Hay personas como me indicaba Nico, que prefieren seguir con su osamenta de siempre y enfrentar sus deterioros. Tienen una fe sólida en la sabiduría de la naturaleza que los hizo como son.
Otros en cambio, quizás siempre más descreídos o desencantados optamos por no esperar a que la naturaleza o Dios se dignen a mejorar nuestra endeble y efímera situación.
Entre las dos elecciones, no es muy pacífica la convivencia. Los tradicionales nos acusan de sacrílegos y nosotros a ellos de primitivos. Nunca falta algún grupo religioso que pase a los hechos y por eso, las decisiones sobre el propio cuerpo son parte de la intimidad y se conversan solamente en un pequeño círculo de confianza.

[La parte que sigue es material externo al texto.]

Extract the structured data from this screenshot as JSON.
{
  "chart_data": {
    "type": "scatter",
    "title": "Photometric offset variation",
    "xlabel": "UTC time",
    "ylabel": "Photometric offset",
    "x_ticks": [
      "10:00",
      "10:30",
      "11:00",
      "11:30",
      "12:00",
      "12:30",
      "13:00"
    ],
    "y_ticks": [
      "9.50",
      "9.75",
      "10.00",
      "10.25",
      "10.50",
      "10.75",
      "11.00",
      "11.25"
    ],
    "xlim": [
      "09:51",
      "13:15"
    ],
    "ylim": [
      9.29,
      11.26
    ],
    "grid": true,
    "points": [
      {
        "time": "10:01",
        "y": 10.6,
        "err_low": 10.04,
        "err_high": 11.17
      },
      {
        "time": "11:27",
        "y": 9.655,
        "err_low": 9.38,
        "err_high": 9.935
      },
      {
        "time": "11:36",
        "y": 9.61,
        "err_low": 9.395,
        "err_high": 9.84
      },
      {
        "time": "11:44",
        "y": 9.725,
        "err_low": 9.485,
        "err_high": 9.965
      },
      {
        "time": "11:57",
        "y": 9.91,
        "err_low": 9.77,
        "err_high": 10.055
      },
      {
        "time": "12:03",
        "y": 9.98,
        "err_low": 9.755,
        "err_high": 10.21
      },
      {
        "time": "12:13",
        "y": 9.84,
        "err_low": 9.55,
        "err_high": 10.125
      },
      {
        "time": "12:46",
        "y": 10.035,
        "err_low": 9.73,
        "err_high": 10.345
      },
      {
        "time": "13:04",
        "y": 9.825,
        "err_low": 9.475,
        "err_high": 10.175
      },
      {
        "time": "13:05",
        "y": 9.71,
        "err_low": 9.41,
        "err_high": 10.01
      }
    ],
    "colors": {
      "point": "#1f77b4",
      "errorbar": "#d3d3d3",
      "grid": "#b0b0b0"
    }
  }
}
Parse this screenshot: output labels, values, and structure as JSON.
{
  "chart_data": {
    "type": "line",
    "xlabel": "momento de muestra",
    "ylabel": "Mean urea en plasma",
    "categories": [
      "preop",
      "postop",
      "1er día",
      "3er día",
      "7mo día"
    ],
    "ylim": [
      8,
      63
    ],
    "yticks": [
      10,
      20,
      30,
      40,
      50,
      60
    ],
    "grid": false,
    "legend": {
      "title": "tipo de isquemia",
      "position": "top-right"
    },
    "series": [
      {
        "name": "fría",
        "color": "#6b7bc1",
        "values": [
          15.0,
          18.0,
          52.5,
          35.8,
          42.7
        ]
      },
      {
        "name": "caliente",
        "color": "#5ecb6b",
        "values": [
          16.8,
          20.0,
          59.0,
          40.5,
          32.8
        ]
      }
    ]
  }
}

Los tradicionales presionan no solamente con agresiones físicas, sino también con recursos legales. En algunos países con idiosincrasias muy religiosas han logrado “prohibir lo no natural”.
Así llegué hasta hoy pero calculo que a futuro cuando deje de parecer lo esperado por los demás, tenga que mudarme.
Mientras sigo sentado en la sala de espera del sector reinstalación en el hospital. Una enfermera, acaba de avisarme que soy el próximo.
Ya les dije que me dejaran las canas y el crecimiento natural del cabello. No quiero perder el placer de seguir yendo a la peluquería del viejo Franco, en mi barrio de niño, donde me acompañaban mis abuelos.